By Maggie Meegan | Reporter
In an attempt to prevent history from repeating itself, the Texas Collection makes a conscious effort to preserve and tell history.
Baylor’s Keston Collection is home to the largest artificially assembled collection of materials about religious persecution under communism and other totalitarian regimes.
Larisa Seago, curator of the collection since 2007, has worked with the Keston archives since it moved across the Atlantic from Oxford, England, to settle at Baylor.
“There is a personal story behind each item in this collection,” Seago said. “It doesn’t matter if you don’t speak the language. You go to the file, and you can find a lot of information that you can actually read.”
Kathy Hillman, the director of The Keston Center for Religion, Politics and Society, has held the role since 2012.
“The collection encompasses about 33 different languages and at least 30 discrete religions and denominations,” Hillman said.
Included in the archives are trial transcripts, handwritten letters, posters, art and much more.

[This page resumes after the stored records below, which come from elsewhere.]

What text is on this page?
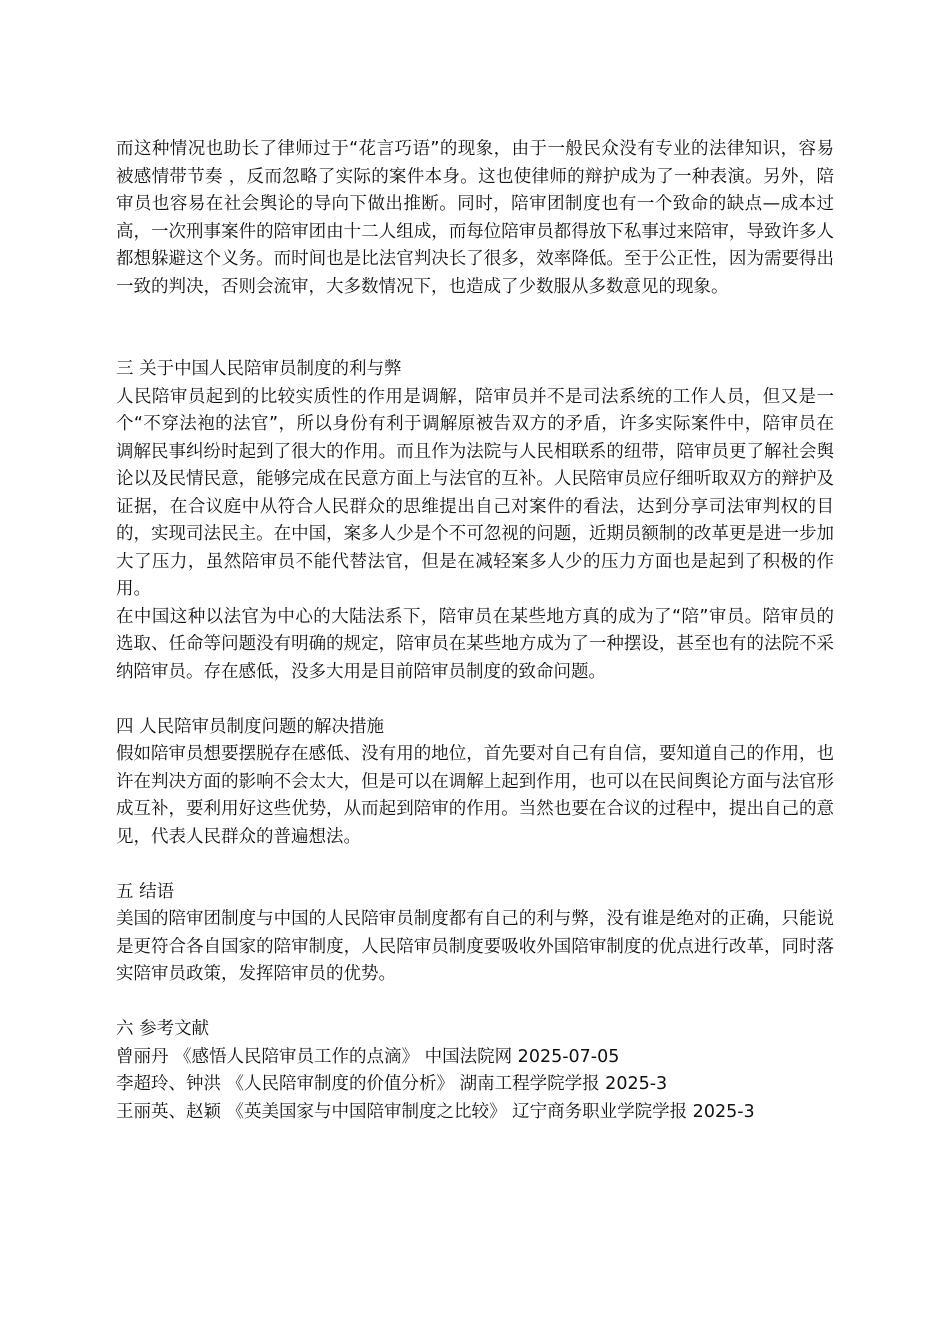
而这种情况也助长了律师过于“花言巧语”的现象，由于一般民众没有专业的法律知识，容易被感情带节奏 ，反而忽略了实际的案件本身。这也使律师的辩护成为了一种表演。另外，陪审员也容易在社会舆论的导向下做出推断。同时，陪审团制度也有一个致命的缺点—成本过高，一次刑事案件的陪审团由十二人组成，而每位陪审员都得放下私事过来陪审，导致许多人都想躲避这个义务。而时间也是比法官判决长了很多，效率降低。至于公正性，因为需要得出一致的判决，否则会流审，大多数情况下，也造成了少数服从多数意见的现象。

三 关于中国人民陪审员制度的利与弊

人民陪审员起到的比较实质性的作用是调解，陪审员并不是司法系统的工作人员，但又是一个“不穿法袍的法官”，所以身份有利于调解原被告双方的矛盾，许多实际案件中，陪审员在调解民事纠纷时起到了很大的作用。而且作为法院与人民相联系的纽带，陪审员更了解社会舆论以及民情民意，能够完成在民意方面上与法官的互补。人民陪审员应仔细听取双方的辩护及证据，在合议庭中从符合人民群众的思维提出自己对案件的看法，达到分享司法审判权的目的，实现司法民主。在中国，案多人少是个不可忽视的问题，近期员额制的改革更是进一步加大了压力，虽然陪审员不能代替法官，但是在减轻案多人少的压力方面也是起到了积极的作用。

在中国这种以法官为中心的大陆法系下，陪审员在某些地方真的成为了“陪”审员。陪审员的选取、任命等问题没有明确的规定，陪审员在某些地方成为了一种摆设，甚至也有的法院不采纳陪审员。存在感低，没多大用是目前陪审员制度的致命问题。

四 人民陪审员制度问题的解决措施

假如陪审员想要摆脱存在感低、没有用的地位，首先要对自己有自信，要知道自己的作用，也许在判决方面的影响不会太大，但是可以在调解上起到作用，也可以在民间舆论方面与法官形成互补，要利用好这些优势，从而起到陪审的作用。当然也要在合议的过程中，提出自己的意见，代表人民群众的普遍想法。

五 结语

美国的陪审团制度与中国的人民陪审员制度都有自己的利与弊，没有谁是绝对的正确，只能说是更符合各自国家的陪审制度，人民陪审员制度要吸收外国陪审制度的优点进行改革，同时落实陪审员政策，发挥陪审员的优势。

六 参考文献

曾丽丹 《感悟人民陪审员工作的点滴》 中国法院网 2025-07-05

李超玲、钟洪 《人民陪审制度的价值分析》 湖南工程学院学报 2025-3

王丽英、赵颖 《英美国家与中国陪审制度之比较》 辽宁商务职业学院学报 2025-3
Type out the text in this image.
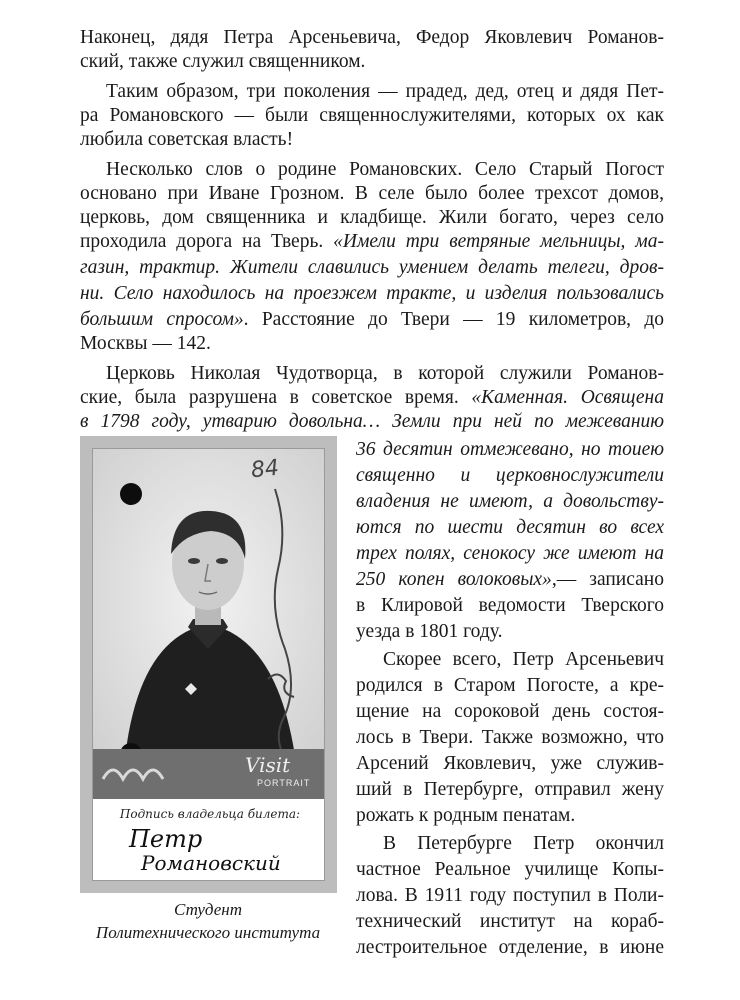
Наконец, дядя Петра Арсеньевича, Федор Яковлевич Романов-
ский, также служил священником.
Таким образом, три поколения — прадед, дед, отец и дядя Пет-
ра Романовского — были священнослужителями, которых ох как
любила советская власть!
Несколько слов о родине Романовских. Село Старый Погост
основано при Иване Грозном. В селе было более трехсот домов,
церковь, дом священника и кладбище. Жили богато, через село
проходила дорога на Тверь. «Имели три ветряные мельницы, ма-
газин, трактир. Жители славились умением делать телеги, дров-
ни. Село находилось на проезжем тракте, и изделия пользовались
большим спросом». Расстояние до Твери — 19 километров, до
Москвы — 142.
Церковь Николая Чудотворца, в которой служили Романов-
ские, была разрушена в советское время. «Каменная. Освящена
в 1798 году, утварию довольна… Земли при ней по межеванию
36 десятин отмежевано, но тоиею
священно и церковнослужители
владения не имеют, а довольству-
ются по шести десятин во всех
трех полях, сенокосу же имеют на
250 копен волоковых»,— записано
в Клировой ведомости Тверского
уезда в 1801 году.
Скорее всего, Петр Арсеньевич
родился в Старом Погосте, а кре-
щение на сороковой день состоя-
лось в Твери. Также возможно, что
Арсений Яковлевич, уже служив-
ший в Петербурге, отправил жену
рожать к родным пенатам.
В Петербурге Петр окончил
частное Реальное училище Копы-
лова. В 1911 году поступил в Поли-
технический институт на кораб-
лестроительное отделение, в июне
84
Visit
PORTRAIT
Подпись владельца билета:
Петр
Романовский
Студент
Политехнического института
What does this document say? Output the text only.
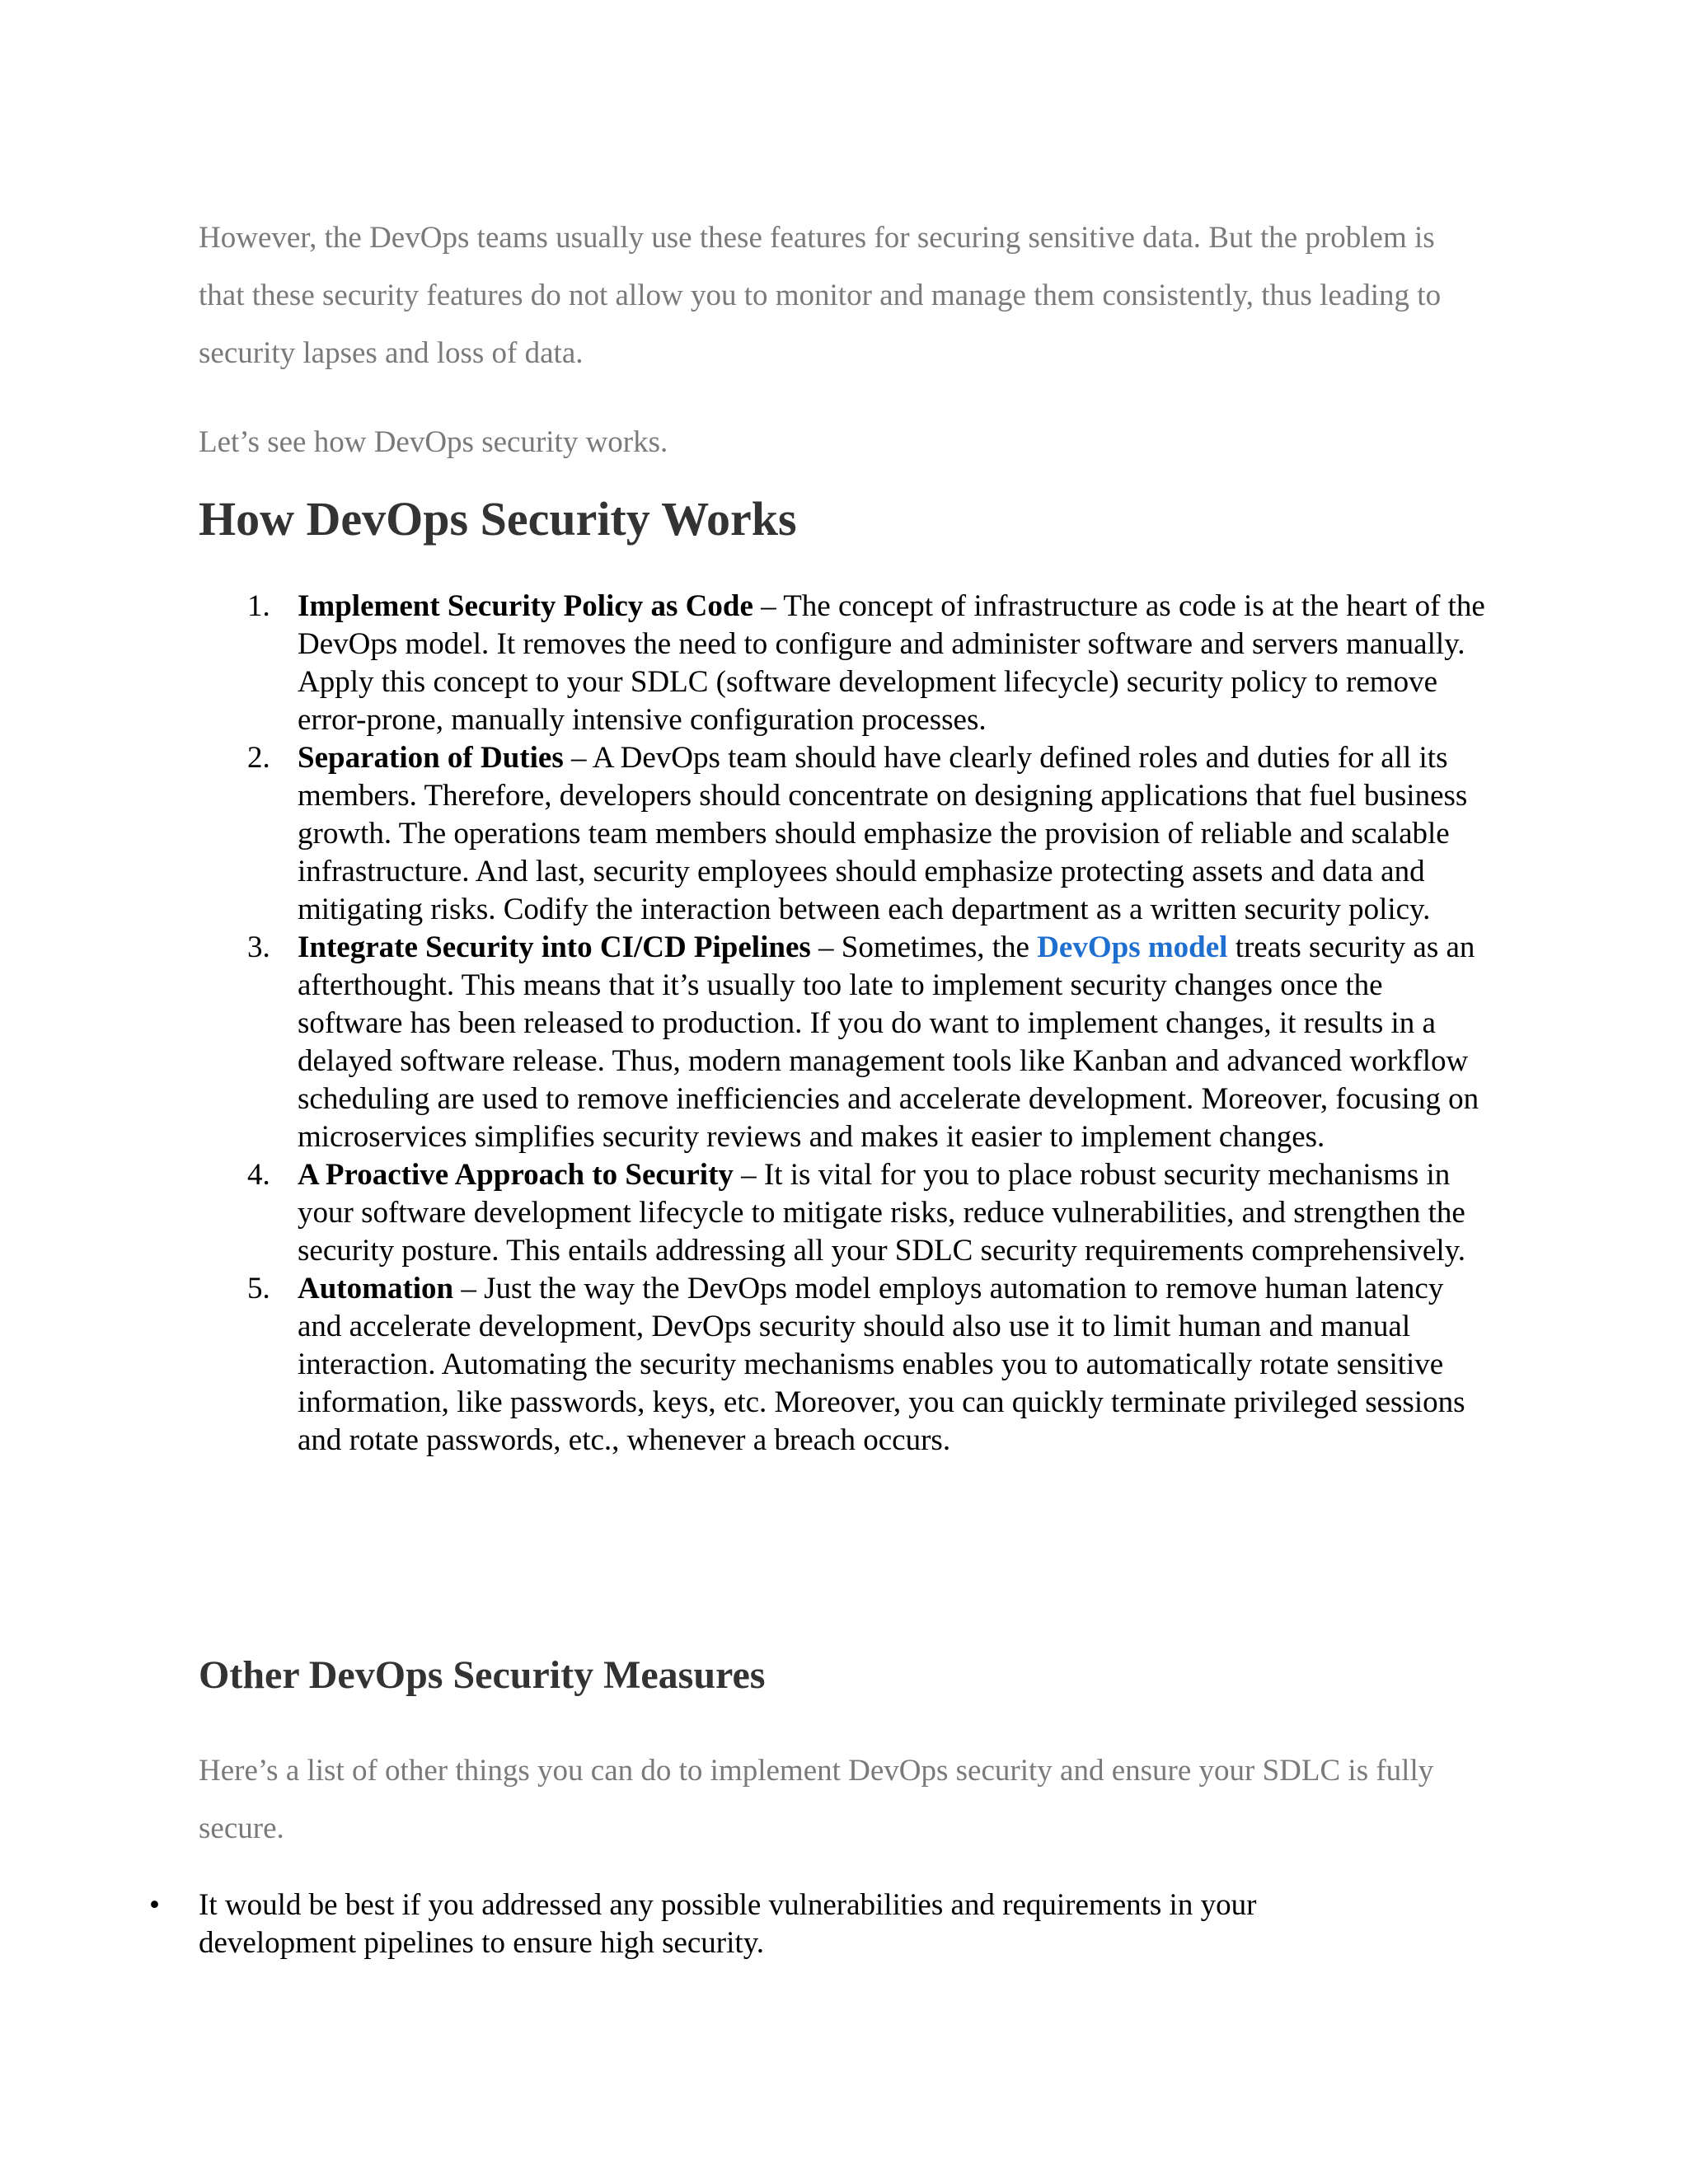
However, the DevOps teams usually use these features for securing sensitive data. But the problem is that these security features do not allow you to monitor and manage them consistently, thus leading to security lapses and loss of data.

Let’s see how DevOps security works.

How DevOps Security Works
1. Implement Security Policy as Code – The concept of infrastructure as code is at the heart of the DevOps model. It removes the need to configure and administer software and servers manually. Apply this concept to your SDLC (software development lifecycle) security policy to remove error-prone, manually intensive configuration processes.
2. Separation of Duties – A DevOps team should have clearly defined roles and duties for all its members. Therefore, developers should concentrate on designing applications that fuel business growth. The operations team members should emphasize the provision of reliable and scalable infrastructure. And last, security employees should emphasize protecting assets and data and mitigating risks. Codify the interaction between each department as a written security policy.
3. Integrate Security into CI/CD Pipelines – Sometimes, the DevOps model treats security as an afterthought. This means that it’s usually too late to implement security changes once the software has been released to production. If you do want to implement changes, it results in a delayed software release. Thus, modern management tools like Kanban and advanced workflow scheduling are used to remove inefficiencies and accelerate development. Moreover, focusing on microservices simplifies security reviews and makes it easier to implement changes.
4. A Proactive Approach to Security – It is vital for you to place robust security mechanisms in your software development lifecycle to mitigate risks, reduce vulnerabilities, and strengthen the security posture. This entails addressing all your SDLC security requirements comprehensively.
5. Automation – Just the way the DevOps model employs automation to remove human latency and accelerate development, DevOps security should also use it to limit human and manual interaction. Automating the security mechanisms enables you to automatically rotate sensitive information, like passwords, keys, etc. Moreover, you can quickly terminate privileged sessions and rotate passwords, etc., whenever a breach occurs.
Other DevOps Security Measures

Here’s a list of other things you can do to implement DevOps security and ensure your SDLC is fully secure.

• It would be best if you addressed any possible vulnerabilities and requirements in your development pipelines to ensure high security.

These artifacts are called “samizdat,” meaning they were illegally published and smuggled into another country.
“We actually don’t know how they smuggled most of the materials, because we have Council for Religious Affairs records here and KGB materials that were copied,” Seago said.
The creation of the Keston Collection was started by a man named the Rev. Michael Bordeaux, who was a part of the very first cohort of British student exchange at Moscow University.
“While he was there, he witnessed the beginning of the Khrushchev anti-religious campaign,” Hillman said. “He decided that his call was to be the voice of the voiceless for those who could not speak for themselves. And so in 1969 he, along with some others, founded what became The Keston College, also known as the Keston Institute.”
At Keston’s current home inside Carroll Science Library, Baylor students and researchers are learning about history and finding connections to the people documented in the artifacts.
“We’ve had a number of visitors who have found things from their families,” Hillman said. “One in particular found a news service, and in the list of prisoners [was] his father, who had actually been imprisoned.”
Researchers add and explore primary documents as well as translate and connect propaganda and artifacts to what is known of history across different countries.
“This is a unique collection, and I actually enjoy working with it because you never know what you will find next,” Seago said.